Furthermore, some procedures and therapies remain experimental or are regulated
by the FDA in such a way that they are not yet available for general use outside
of experimental protocols. An example of this is carotid artery stenting.
As therapies
do become available, however, they are rapidly introduced locally. A recent
example is cardiovascular radiotherapy to reduce the rate of re-narrowing
of stented arteries. Our cardiologists have already teamed with our radiotherapists
to make this available to our community.
Another new procedure,
available at NorthShore Regional Medical Center in Slidell, is trans-myocardial
revascularization. Surgeons use a laser to drill very small holes in the heart
muscle to allow blood to reach the area that lacks oxygen. Dr. John Breaux
and Dr. Lou Hebert have successfully performed the procedure.
What is the take
home message? The treatment of all emergency cardiovascular care is local.

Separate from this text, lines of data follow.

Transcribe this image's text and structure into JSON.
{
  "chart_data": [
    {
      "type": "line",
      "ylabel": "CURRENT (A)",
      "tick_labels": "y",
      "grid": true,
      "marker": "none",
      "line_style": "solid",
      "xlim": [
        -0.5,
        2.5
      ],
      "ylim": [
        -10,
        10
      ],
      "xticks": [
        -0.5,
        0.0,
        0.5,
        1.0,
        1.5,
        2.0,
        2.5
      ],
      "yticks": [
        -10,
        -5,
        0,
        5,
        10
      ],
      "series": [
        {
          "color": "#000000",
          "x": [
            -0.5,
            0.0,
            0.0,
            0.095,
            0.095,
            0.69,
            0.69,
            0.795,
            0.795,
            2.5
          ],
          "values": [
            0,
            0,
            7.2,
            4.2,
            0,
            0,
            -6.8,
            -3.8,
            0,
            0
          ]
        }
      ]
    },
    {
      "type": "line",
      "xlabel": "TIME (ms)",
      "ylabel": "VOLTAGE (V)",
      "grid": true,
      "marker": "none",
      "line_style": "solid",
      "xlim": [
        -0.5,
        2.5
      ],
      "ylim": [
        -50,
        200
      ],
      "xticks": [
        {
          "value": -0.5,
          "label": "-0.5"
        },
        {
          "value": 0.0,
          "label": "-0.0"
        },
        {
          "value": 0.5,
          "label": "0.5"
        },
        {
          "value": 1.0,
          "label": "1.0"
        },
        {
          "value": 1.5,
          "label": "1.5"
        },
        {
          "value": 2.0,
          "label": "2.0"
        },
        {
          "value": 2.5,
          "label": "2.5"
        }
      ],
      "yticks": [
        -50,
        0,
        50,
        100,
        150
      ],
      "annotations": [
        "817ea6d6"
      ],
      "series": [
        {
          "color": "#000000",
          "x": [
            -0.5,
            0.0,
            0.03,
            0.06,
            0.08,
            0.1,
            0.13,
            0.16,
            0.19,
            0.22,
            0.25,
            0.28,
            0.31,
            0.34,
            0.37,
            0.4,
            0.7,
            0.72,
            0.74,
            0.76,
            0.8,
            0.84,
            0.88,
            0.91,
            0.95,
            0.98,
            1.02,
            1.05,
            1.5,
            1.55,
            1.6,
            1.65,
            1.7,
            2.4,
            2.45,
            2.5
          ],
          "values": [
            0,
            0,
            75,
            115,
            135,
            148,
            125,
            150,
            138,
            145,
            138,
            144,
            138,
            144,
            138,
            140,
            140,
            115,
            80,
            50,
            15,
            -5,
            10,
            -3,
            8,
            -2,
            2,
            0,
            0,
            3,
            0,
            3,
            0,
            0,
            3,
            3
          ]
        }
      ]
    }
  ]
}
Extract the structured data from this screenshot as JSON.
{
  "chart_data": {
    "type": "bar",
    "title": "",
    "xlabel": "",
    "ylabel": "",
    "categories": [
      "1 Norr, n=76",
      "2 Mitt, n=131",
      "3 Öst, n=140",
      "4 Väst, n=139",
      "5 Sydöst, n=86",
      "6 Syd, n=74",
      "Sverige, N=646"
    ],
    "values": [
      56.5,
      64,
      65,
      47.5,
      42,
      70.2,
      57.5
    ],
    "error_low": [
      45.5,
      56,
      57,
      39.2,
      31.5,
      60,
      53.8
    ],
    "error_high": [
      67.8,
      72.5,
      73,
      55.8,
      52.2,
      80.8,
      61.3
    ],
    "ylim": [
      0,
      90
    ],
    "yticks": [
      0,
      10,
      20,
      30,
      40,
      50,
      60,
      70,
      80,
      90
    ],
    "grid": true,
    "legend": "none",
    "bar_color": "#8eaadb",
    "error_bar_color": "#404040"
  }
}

You dont have time to cross the bridge to hospitals across the lake,
no matter how prestigious their names. That might seem frightening, but I
can say with authority, that the local treatment of emergency cardiovascular
conditions is of good quality and up-to-date with emerging procedures and
technology.
Perhaps even more important, not only is the emergency treatment good, but our local hospital and physician providers also do an excellent job of treating chronic cardiovascular diseases.